A transformação do lobo selvagem até chegar ao cão doméstico foi um processo bastante longo e gradual, que envolveu não só alterações comportamentais como também alterações fisiológicas. Esta caminhada de domesticação não foi um evento isolado, mas sim o resultado de uma coevolução contínua entre humanos e lobos, tendo como base uma relação simbiótica. O que começou com uma simples troca quase contratual, ou seja, comida em troca de protecção, evoluiu para o desenvolvimento de uma das mais importantes e íntimas relações interespécies da história, o homem e o cão.
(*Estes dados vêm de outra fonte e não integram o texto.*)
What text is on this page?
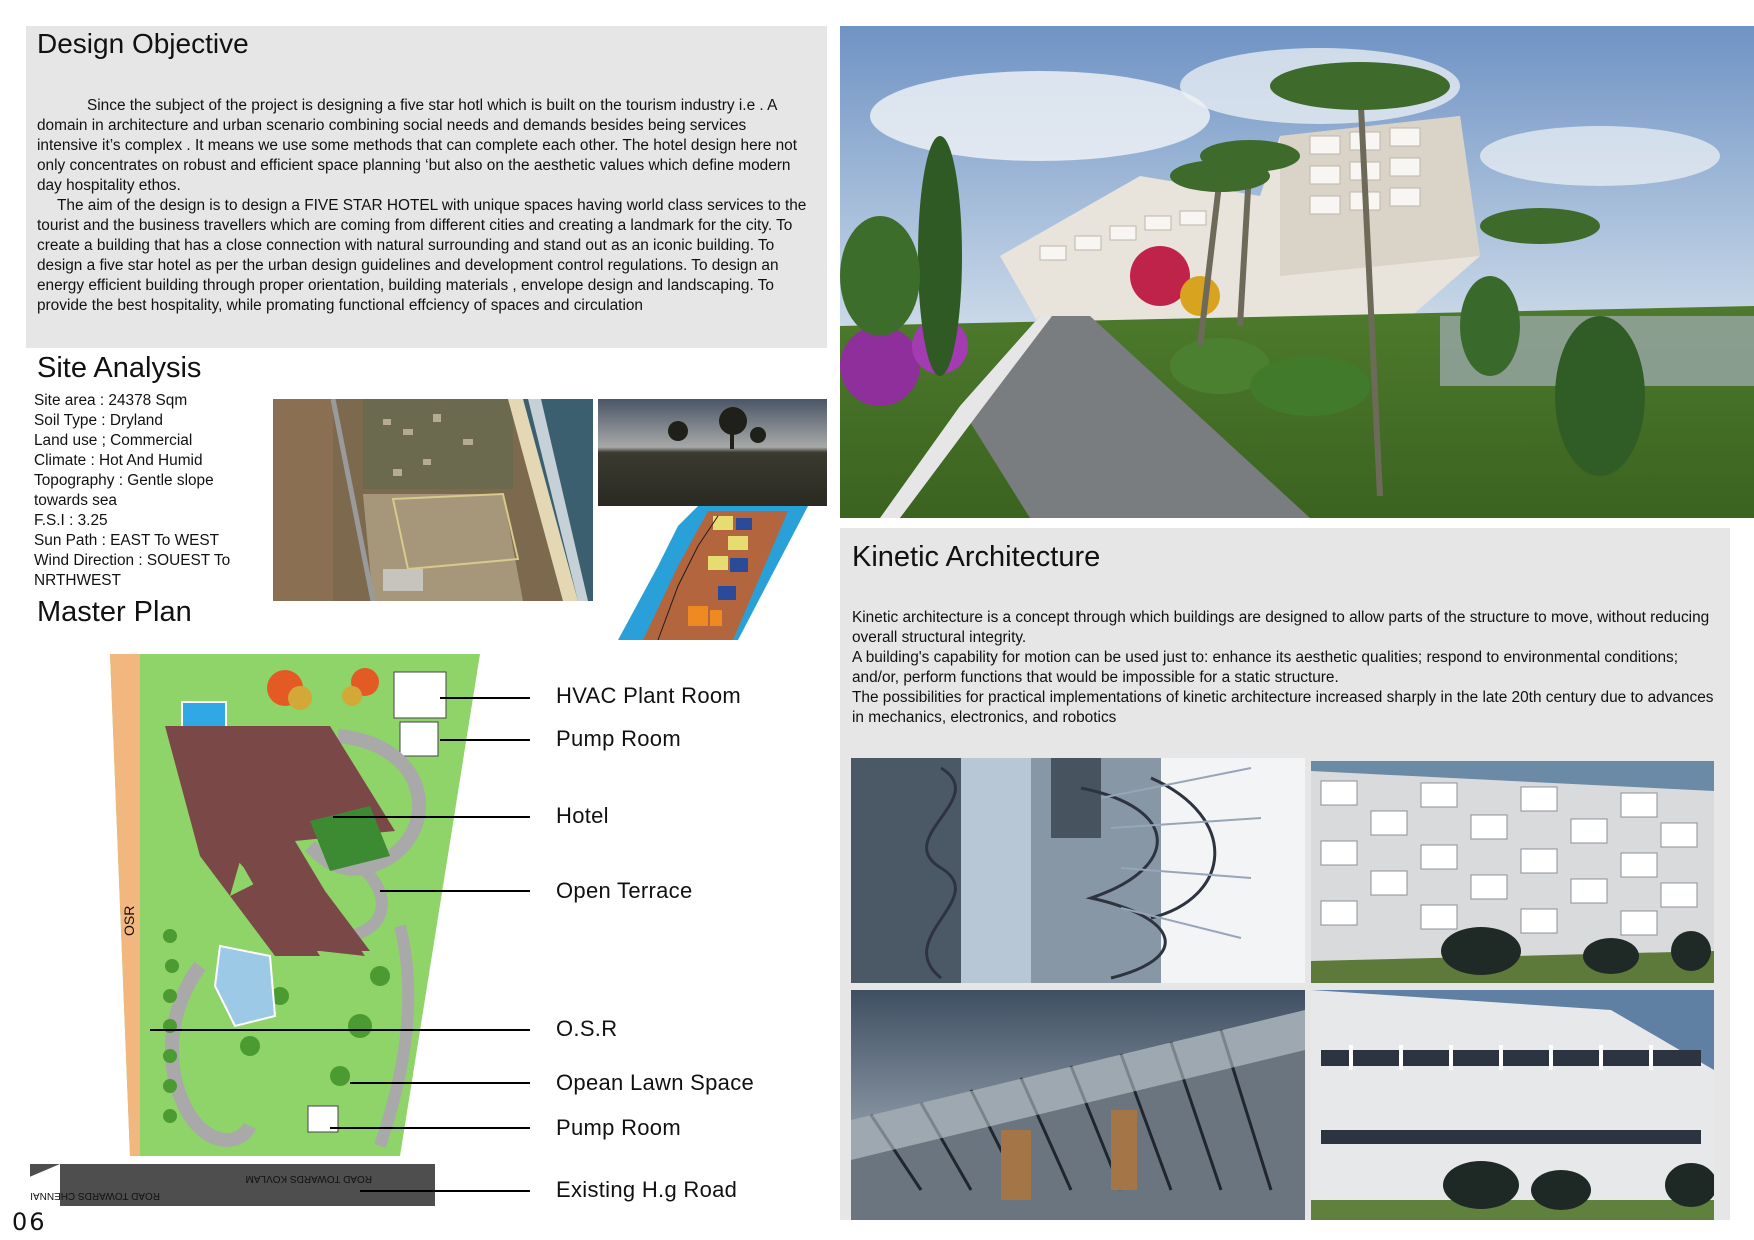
Design Objective

Since the subject of the project is designing a five star hotl which is built on the tourism industry i.e . A domain in architecture and urban scenario combining social needs and demands besides being services intensive it’s complex . It means we use some methods that can complete each other. The hotel design here not only concentrates on robust and efficient space planning ‘but also on the aesthetic values which define modern day hospitality ethos.

The aim of the design is to design a FIVE STAR HOTEL with unique spaces having world class services to the tourist and the business travellers which are coming from different cities and creating a landmark for the city. To create a building that has a close connection with natural surrounding and stand out as an iconic building. To design a five star hotel as per the urban design guidelines and development control regulations. To design an energy efficient building through proper orientation, building materials , envelope design and landscaping. To provide the best hospitality, while promating functional effciency of spaces and circulation

Site Analysis
Site area : 24378 Sqm
Soil Type : Dryland
Land use ; Commercial
Climate : Hot And Humid
Topography : Gentle slope
towards sea
F.S.I : 3.25
Sun Path : EAST To WEST
Wind Direction : SOUEST To
NRTHWEST
Master Plan
ROAD TOWARDS KOVLAM
ROAD TOWARDS CHENNAI
OSR
HVAC Plant Room
Pump Room
Hotel
Open Terrace
O.S.R
Opean Lawn Space
Pump Room
Existing H.g Road
Kinetic Architecture

Kinetic architecture is a concept through which buildings are designed to allow parts of the structure to move, without reducing overall structural integrity.

A building's capability for motion can be used just to: enhance its aesthetic qualities; respond to environmental conditions; and/or, perform functions that would be impossible for a static structure.

The possibilities for practical implementations of kinetic architecture increased sharply in the late 20th century due to advances in mechanics, electronics, and robotics

06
Hoje, o cão não é apenas um reflexo do lobo, mas também um testemunho da capacidade dos seres humanos de transformar a natureza em algo profundamente interligado com as suas próprias necessidades e desejos. Existem inúmeros benefícios para os cães e para os seres humanos nesta relação simbiótica, mas tem de ser feita uma melhor desmistificação das necessidades das diversas raças assim como dos diferentes indivíduos de cada raça, e das responsabilidades de qualquer dono/tutor de um cão. A nosso ver, o cão é o animal mais incrível à face da terra e devemos continuar a procurar formas de melhorar a sua vida!